To sum up: competition is good. Even competition from Google is better than nothing. But you won’t find me frothing at the mouth or fawning over the mere prospect. Google is a company that wants to compete with everyone by doing everything. This means they not only compete with Comcast for internet access, but they will (in all likelihood) compete with Comcast (or anyone else) for the same legacy content that has motivated Comcast to depriorize/throttle its content and generally be shitty at the one thing they’re supposed to be good at. It also means (because Google isn’t particularly specialized) that they’re probably going to suck at it, and/or sacrifice innovation, support and progress for its multitudinous other endeavors (witness gmail). How many products with satisfied customers have already been sacrificed at the altar of Google+? Why do we believe this will be any different?
It’s possible that Google could surprise me by being focused and efficient in providing this one service, but they’re a company that’s spent the last 5 years doing the exact opposite.
High-speed fiber internet access provided by a competitive company with no interest in selling me anything other than reliable, fast, hands-off internet access? Now we’re talking – I’d be excited about that. Oh, Google? Yawn. How long will I be using that product before they decide to abruptly EOL it? (Yes, I’m still bitter.)
BOOM. Debbie downer out. *drops mic*
UPDATE 1: – some good comments from facebook:
Scott:
I got called a “pessimist” for even hinting at the points you bring up.

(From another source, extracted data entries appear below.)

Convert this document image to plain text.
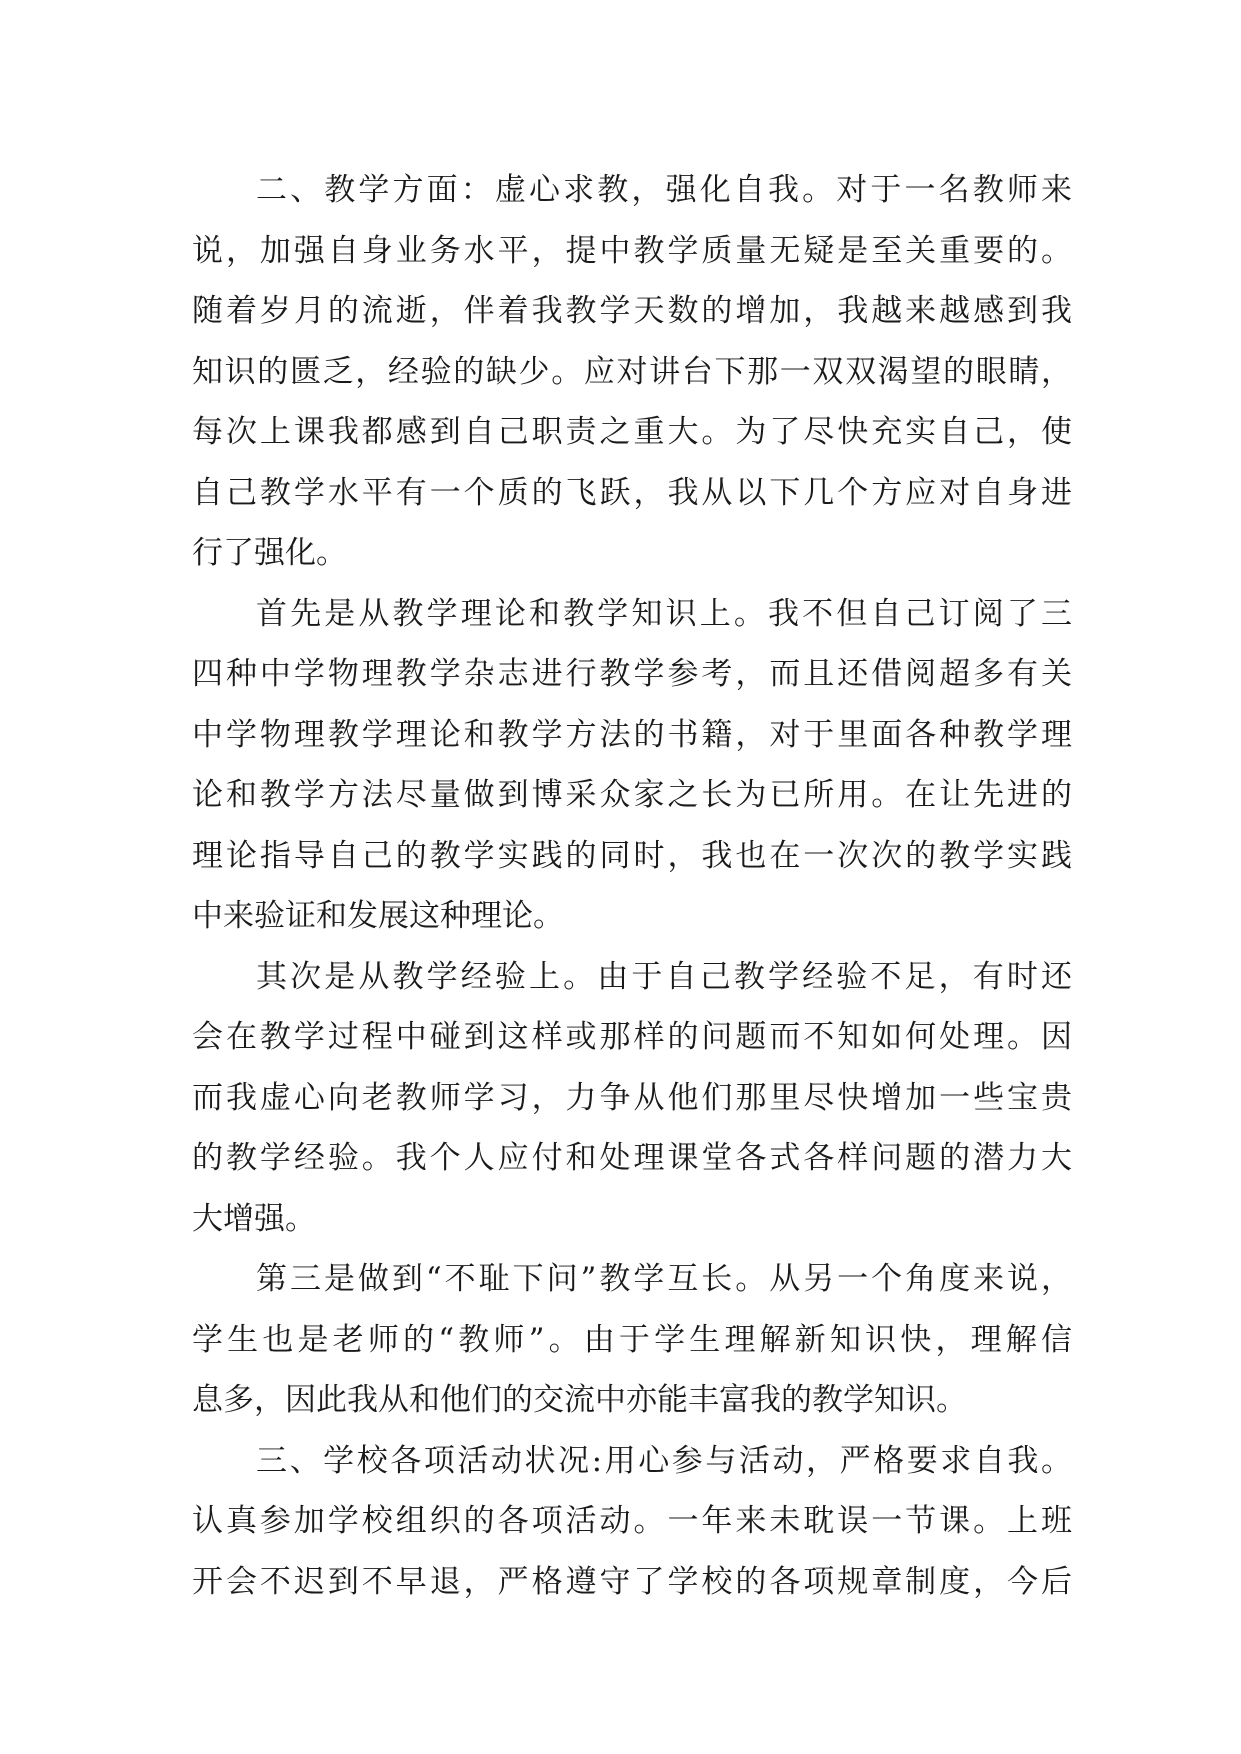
二、教学方面：虚心求教，强化自我。对于一名教师来
说，加强自身业务水平，提中教学质量无疑是至关重要的。
随着岁月的流逝，伴着我教学天数的增加，我越来越感到我
知识的匮乏，经验的缺少。应对讲台下那一双双渴望的眼睛，
每次上课我都感到自己职责之重大。为了尽快充实自己，使
自己教学水平有一个质的飞跃，我从以下几个方应对自身进
行了强化。
首先是从教学理论和教学知识上。我不但自己订阅了三
四种中学物理教学杂志进行教学参考，而且还借阅超多有关
中学物理教学理论和教学方法的书籍，对于里面各种教学理
论和教学方法尽量做到博采众家之长为已所用。在让先进的
理论指导自己的教学实践的同时，我也在一次次的教学实践
中来验证和发展这种理论。
其次是从教学经验上。由于自己教学经验不足，有时还
会在教学过程中碰到这样或那样的问题而不知如何处理。因
而我虚心向老教师学习，力争从他们那里尽快增加一些宝贵
的教学经验。我个人应付和处理课堂各式各样问题的潜力大
大增强。
第三是做到“不耻下问”教学互长。从另一个角度来说，
学生也是老师的“教师”。由于学生理解新知识快，理解信
息多，因此我从和他们的交流中亦能丰富我的教学知识。
三、学校各项活动状况:用心参与活动，严格要求自我。
认真参加学校组织的各项活动。一年来未耽误一节课。上班
开会不迟到不早退，严格遵守了学校的各项规章制度，今后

You bring up a lot of technical points (and there is _some_ counter argument to them) but the bigger reason why I was non plussed about the announcement (again, more providers in a market is a good thing) is less about technical and more about economics and consumer empowerment.
The best thing that could happen is Metro opens up it’s considerable fiber assets and leases them to service providers. Not only do the tax payers own those resources, but it keeps control and ownership here in town rather than Palo Alto. This can be done in a cost neutral model and in some examples, it even generates a profit for tax payers (shudder).
Having Google come to town is good but as you say, there’s nothing indicating the they won’t be the same oversubscribed and low bar customer service as the existing oligarchy already is. If Nashville really wanted to be respected as a “entrepreneurial tech leader” then it should be insistent on some things. Infrastructure issues you raised but also free access to the poor, ubiquitous coverage across the county (or MSA if we’re really thinking ahead), and the ability to extend the wireline into wireless services for all citizens.
Let’s have some self respect and stop slobbering all over ourselves because some popular girl looked our way.
cwage:
agreed, and well said. The technical aspects I bring up are not so much to dismiss the progress, of course – I’m not a luddite – but just to point out that this is nothing new. Google didn’t invent fiber – as you say, we’ve got shittons of it, which we paid for, sitting dark. So yeah, excuse me if I don’t fall over myself faint with praise because google throws around the words “fiber” and “gigabit”.
Knowing this and then reading the cryptic (and sinister in its ramifications, depending on your opinion of our current metro administration) language about how google is “evaluating” the cities and that they’ll “work with our city leaders” is ominous. What exactly is there to “work with” them about? (hint: incentives). Which I guess we’re supposed to be excited about and fall all over ourselves to support instead of asking ourselves “hey didn’t we, like, already pay for a bunch of fiber? why are we paying more to convince google to do the same thing?”
Google is very clever indeed, using the aura of privilege and prestige to “select” cities to deign with their service instead of just launching it. This enables them to court their suitors and cherry-pick the very best of the state-subsidized incentives.
and I have no doubt our mayor would railroad this through as quickly as he has our other bread&circuses with nary a thought to what actually makes sense. So then we have a big-ass national company with government incentives serving us internet. Great. How is this any different, exactly? Except that google is also trying to do 23948234 other things? Meet the old boss, same but infinitely more distracted as the old boss.
But hey, at least we’ll be really cool – woo woo, #itcity.
To clarify succinctly: I don’t care if Google wants to come compete. I have no problem with that. The excitement to me is ill-informed, and the minute that our political class attempts to turn that excitement into government-subsidized incentives for Google, you’ll see me raise holy hell. (Or, more realistically, post a whiny blog entry and go back to work.)